A horse is running across a field. The horse accelerates at 8.00 m/s2 over a distance of 9.70 m. It runs until its speed is 23.4 m/s and continues at this speed. What was the horse's initial speed?
v = Vi + a t
23.4 = Vi + 8 t
average speed = (Vi+23.4)/2
so
t = 9.7/[ (Vi+23.4)/2 ]
so
23.4 = Vi + 8*9.7/[ (Vi+23.4)/2 ]
solve for Vi
To find the horse's initial speed, we can use the equation of motion:
v^2 = u^2 + 2as
where:
- v is the final velocity (23.4 m/s),
- u is the initial velocity (what we want to find),
- a is the acceleration (8.00 m/s^2), and
- s is the distance covered during acceleration (9.70 m).

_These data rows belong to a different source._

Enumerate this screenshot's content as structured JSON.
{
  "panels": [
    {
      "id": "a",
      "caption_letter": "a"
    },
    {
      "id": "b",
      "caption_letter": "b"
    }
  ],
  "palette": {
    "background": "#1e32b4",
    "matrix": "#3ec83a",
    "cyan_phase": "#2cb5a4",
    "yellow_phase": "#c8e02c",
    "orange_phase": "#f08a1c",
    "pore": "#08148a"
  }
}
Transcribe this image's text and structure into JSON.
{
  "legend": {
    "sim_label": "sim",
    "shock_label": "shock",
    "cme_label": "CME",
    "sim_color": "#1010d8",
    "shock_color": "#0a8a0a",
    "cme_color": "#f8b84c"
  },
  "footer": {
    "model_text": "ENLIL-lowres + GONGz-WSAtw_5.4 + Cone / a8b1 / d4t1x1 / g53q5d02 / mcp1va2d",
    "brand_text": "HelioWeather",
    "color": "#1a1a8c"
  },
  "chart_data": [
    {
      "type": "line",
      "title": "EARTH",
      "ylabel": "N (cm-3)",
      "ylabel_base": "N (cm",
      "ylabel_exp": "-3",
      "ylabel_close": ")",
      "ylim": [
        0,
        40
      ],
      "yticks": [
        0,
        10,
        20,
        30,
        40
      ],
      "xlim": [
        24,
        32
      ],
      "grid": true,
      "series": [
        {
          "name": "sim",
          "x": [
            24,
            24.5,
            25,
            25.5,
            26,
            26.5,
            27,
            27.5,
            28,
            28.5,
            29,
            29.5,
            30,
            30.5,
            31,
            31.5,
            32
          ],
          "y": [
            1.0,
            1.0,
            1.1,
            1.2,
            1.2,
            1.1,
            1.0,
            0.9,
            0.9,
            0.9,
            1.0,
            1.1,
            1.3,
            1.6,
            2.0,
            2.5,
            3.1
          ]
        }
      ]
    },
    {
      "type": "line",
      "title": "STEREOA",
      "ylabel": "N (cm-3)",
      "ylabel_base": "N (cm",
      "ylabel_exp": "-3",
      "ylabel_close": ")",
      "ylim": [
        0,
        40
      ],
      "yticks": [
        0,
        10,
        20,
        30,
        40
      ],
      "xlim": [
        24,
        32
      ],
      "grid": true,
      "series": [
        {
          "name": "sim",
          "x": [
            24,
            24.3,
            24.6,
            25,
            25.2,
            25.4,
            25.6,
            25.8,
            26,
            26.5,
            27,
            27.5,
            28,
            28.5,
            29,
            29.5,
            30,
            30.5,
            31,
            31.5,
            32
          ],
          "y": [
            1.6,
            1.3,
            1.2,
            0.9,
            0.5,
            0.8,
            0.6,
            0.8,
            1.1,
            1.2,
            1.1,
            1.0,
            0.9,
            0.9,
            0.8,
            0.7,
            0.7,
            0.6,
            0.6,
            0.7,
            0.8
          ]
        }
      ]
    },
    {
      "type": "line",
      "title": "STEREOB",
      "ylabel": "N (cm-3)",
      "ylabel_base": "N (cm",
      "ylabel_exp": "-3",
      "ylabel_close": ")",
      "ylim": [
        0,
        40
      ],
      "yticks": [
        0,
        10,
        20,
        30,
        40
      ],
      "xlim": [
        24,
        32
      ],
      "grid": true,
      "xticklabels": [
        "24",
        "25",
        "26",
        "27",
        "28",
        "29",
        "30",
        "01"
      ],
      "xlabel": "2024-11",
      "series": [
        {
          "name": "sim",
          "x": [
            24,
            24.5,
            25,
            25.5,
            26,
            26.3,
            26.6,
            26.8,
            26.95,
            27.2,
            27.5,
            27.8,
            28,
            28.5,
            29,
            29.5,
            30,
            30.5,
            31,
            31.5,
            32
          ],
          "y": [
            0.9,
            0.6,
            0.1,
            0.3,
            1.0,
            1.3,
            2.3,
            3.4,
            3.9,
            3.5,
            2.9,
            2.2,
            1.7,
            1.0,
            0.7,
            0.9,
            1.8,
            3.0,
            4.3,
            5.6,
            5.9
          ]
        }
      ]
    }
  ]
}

We can rearrange the equation to solve for u:
u^2 = v^2 - 2as
Now, let's substitute the given values into the equation:
u^2 = (23.4 m/s)^2 - 2 * (8.00 m/s^2) * (9.70 m)
u^2 = 547.56 m^2/s^2 - 155.2 m^2/s^2
u^2 = 392.36 m^2/s^2
To find u, we take the square root of both sides:
u = √392.36 m^2/s^2
u ≈ 19.8 m/s
Therefore, the horse's initial speed was approximately 19.8 m/s.